Failure-Tolerant Transaction Routing at Large Scale

Abstract

Emerging Web2.0 applications such as virtual worlds or social networking websites strongly differ from usual OLTP applications. First, the transactions are encapsulated in an API such that it is possible to know which data a transaction will access, before processing it. Second, the simultaneous transactions are very often commutative since they access distinct data. Anticipating that the workload of such applications will quickly reach thousands of transactions per seconds, we envision a novel solution that would allow these applications to scale-up without the need to buy expensive resources at a data center.
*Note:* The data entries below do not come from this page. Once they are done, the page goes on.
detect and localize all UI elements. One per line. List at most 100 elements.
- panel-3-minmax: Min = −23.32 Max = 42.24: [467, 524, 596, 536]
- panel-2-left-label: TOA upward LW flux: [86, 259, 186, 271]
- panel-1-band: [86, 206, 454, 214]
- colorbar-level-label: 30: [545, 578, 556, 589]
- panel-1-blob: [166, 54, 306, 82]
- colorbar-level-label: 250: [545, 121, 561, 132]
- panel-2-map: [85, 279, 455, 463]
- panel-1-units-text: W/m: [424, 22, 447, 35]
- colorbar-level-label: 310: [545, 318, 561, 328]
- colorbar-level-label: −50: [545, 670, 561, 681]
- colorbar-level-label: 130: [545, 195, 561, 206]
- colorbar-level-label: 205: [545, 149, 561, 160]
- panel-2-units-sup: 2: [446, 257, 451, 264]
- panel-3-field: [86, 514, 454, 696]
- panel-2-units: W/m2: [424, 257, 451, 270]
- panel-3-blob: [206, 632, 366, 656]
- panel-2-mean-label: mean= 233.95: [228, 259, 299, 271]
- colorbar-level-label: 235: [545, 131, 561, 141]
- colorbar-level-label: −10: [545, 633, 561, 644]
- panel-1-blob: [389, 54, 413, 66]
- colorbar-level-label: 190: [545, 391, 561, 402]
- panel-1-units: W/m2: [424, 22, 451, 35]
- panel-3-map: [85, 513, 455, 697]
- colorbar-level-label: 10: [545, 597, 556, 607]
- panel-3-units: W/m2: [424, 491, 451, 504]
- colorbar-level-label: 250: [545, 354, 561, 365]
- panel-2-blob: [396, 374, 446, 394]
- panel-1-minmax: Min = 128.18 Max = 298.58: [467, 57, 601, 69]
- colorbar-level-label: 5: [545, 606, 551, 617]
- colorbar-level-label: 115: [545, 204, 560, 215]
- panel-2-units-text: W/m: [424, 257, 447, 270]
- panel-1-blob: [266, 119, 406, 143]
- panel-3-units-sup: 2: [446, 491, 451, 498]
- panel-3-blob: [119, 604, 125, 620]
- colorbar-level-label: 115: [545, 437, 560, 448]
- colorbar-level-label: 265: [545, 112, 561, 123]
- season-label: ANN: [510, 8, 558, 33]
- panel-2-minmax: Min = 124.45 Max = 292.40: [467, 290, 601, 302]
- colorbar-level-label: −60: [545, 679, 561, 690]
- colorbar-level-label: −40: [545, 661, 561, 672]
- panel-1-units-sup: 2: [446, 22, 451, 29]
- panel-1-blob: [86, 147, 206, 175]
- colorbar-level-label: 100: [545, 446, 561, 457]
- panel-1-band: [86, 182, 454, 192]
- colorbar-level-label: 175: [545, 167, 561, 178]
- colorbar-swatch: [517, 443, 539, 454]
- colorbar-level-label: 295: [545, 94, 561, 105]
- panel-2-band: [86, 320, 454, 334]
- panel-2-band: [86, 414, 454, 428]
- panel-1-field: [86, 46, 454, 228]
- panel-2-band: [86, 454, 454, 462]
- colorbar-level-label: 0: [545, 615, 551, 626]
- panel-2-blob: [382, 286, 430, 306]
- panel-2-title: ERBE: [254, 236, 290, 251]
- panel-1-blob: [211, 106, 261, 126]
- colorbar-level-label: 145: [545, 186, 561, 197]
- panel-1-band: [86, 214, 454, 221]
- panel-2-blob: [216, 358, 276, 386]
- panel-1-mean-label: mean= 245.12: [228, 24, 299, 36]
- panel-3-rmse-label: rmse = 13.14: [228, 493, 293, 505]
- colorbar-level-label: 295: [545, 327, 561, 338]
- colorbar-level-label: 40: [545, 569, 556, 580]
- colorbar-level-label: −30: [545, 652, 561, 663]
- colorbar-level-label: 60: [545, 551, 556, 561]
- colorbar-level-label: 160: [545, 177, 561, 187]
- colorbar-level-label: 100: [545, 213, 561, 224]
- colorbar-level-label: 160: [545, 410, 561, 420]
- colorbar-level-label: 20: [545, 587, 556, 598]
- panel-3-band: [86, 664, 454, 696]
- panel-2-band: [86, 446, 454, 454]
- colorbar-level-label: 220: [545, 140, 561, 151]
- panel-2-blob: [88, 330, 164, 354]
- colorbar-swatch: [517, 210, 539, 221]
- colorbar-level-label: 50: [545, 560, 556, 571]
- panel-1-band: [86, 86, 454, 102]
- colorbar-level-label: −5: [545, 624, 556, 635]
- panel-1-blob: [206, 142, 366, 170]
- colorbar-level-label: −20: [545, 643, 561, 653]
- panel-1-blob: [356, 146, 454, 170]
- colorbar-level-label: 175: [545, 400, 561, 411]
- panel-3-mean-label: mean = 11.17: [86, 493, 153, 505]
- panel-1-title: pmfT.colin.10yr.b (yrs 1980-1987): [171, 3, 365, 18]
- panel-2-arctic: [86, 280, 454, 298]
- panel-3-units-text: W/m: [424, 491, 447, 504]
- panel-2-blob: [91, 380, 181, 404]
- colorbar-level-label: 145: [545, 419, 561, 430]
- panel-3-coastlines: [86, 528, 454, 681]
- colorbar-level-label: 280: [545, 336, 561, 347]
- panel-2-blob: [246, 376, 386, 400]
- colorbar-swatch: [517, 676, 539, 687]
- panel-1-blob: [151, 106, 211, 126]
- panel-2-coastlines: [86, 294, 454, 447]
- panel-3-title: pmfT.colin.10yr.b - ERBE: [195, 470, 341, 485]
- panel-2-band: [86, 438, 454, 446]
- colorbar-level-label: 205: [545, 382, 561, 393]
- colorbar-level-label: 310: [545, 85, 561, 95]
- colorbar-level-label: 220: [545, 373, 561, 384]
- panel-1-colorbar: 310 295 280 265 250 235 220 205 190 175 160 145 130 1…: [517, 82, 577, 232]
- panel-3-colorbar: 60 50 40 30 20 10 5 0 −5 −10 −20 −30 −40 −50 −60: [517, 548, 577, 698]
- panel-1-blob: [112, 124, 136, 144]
To this end, databases are replicated over a P2P infrastructure for achieving high availability and fast transaction processing thanks to parallelism. However, achieving both fast and consistent data access on such architectures is challenging at many points. In particular, centralized control is prohibited because of its vulnerability and lack of efficiency at large scale. Moreover dynamic behavior of nodes, which can join and leave the system at anytime and frequently, can compromise mutual consistency. In this article, we propose a failure-tolerant solution for the distributed control of transaction routing in a large scale network. We leverage a fully distributed approach relying on a DHT to handle routing metadata, with a suitable failure management mechanism that handles nodes dynamicity and nodes failures. Moreover, we demonstrate the feasibility of our transaction routing implementation through experimentation and the effectiveness of our failure management approach through simulation.